Никки — «мемуарно-дневниковый жанр», в котором также были созданы замечательные произведения. Автор «Кагэро никки» («Дневника эфемерной жизни», 974 г.), одна из лучших поэтесс эпохи Хэйан Митицуна-но хаха считалась одной из самых красивых женщин своего времени. Собственное имя писательницы не сохранилось, в литературу она вошла как «мать Митицуна», — одного из сыновей Фудзивара-но Канэиэ. Дневник состоит из прозы и более 250 стихотворений. Произведение отличается реалистичностью и глубоким психологизмом.
Расцвет поэзии на японском языке в период Хэйан демонстрировал укрепление национального самосознания японцев в условиях относительной культурной автономии, сложившейся в конце IX в. В повседневную жизнь высшего общества прочно вошли разного рода литературные игры и поэтические состязания, которые устраивались по случаю любования природой [цветением сакуры, полной луной на безоблачном небе, хризантемами или ирисами и т. д.], загородных выездов императора, паломничеств, разных увеселений. Стихи записывали в семейные антологии, на веерах, ширмах.

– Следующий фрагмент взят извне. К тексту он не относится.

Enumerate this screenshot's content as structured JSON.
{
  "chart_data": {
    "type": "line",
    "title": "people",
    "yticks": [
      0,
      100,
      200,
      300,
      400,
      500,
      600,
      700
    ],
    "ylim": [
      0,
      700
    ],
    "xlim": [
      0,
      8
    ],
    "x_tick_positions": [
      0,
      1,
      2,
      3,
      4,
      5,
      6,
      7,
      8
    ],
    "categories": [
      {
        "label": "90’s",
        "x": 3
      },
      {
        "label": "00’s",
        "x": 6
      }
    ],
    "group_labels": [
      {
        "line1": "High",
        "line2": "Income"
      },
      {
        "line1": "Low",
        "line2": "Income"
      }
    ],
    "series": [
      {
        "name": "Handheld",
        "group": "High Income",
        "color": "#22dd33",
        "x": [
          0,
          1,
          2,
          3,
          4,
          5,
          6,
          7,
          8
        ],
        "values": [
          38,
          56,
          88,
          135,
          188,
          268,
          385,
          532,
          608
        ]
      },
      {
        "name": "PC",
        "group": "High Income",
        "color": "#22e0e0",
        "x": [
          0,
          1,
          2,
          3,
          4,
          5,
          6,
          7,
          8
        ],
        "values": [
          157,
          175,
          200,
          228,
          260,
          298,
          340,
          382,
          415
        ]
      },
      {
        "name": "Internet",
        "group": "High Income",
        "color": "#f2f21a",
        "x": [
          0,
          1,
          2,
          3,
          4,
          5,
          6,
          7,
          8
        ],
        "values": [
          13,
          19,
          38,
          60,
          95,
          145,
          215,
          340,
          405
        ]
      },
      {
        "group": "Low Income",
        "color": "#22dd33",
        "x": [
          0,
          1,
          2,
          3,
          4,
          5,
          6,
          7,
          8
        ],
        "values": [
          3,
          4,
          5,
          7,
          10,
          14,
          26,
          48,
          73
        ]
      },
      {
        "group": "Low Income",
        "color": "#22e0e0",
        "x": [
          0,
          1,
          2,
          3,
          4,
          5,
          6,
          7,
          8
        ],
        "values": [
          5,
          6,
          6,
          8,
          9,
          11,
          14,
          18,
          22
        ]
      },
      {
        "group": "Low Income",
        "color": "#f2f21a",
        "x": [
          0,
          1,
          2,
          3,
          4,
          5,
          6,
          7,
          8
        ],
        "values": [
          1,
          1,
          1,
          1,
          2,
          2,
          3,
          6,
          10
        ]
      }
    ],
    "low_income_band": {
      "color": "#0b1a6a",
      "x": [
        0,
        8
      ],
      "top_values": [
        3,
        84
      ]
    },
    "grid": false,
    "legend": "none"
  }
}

В 905 г. император Дайго повелел представить ему «старинные, не вошедшие в „Манъёсю” песни». Так началось составление второй в истории японской поэзии величайшей антологии «Кокин вакасю̄» («Собрание старых и новых японских песен», 905 год). Антология состояла из 20 книг и включала в себя 1100 стихотворений. Большинство авторов принадлежали к средней и низшей аристократии, восемь поэтов были членами императорской семьи. Почти сразу после выхода антология была причислена к разряду классики. Составителем «Кокин вакасю» был Ки-но Цураюки, поэт и филолог. В своем предисловии к антологии он писал об эпохе «шести гениев» (роккасэн) японской поэзии: ими были буддийски священник Хэндзё̄, Аривара-но Нарихира, Фунъя-но Ясухидэ, монах Кисэн, Оно-но Комати, О̄томо-но Куронуси. Говоря об их творчестве, Ки-но Цураюки характеризовал его по трем критериям: котоба (слово), сама (форма), кокоро, макото, аварэ («истина, душа»). Задачей поэта он считал достижение единства всех трех элементов. Кроме того, были важны не только образы, вызываемые определенными словами, но и звучание этих слов. Таким образом, хэйанское стихотворение-танка стало важным этапом становления формальных средств японской поэзии. В X в. буддийское, пессимистичное миро-воззрение, основой которого было положение, что «жизнь есть страдание», стало теснить синтоистское, оптимистичное по своей сути. Видимо, частичная переориентация на него изменила представления о времени и пространстве в японской культуре, и, в частности, вызвала к жизни жанр историко-литературных произведении рэкиси моногатари («исторических повествований»). В них изображалась жизнь исторических персонажей из поколения в поколение, причем отправной точкой было изображение частной жизни исторических личностей, а не хронология событий. «О̄кагами» («Великое зерцало», XI в.) и «Эйга моногатари» («Повесть о процветании», XI в.) — первые произведения этого жанра. Они повествовали о событиях эпохи через призму истории дома Фудзивара и жизни Фудзивара-но Митинага, одного из наиболее влиятельных государственных деятелей того времени.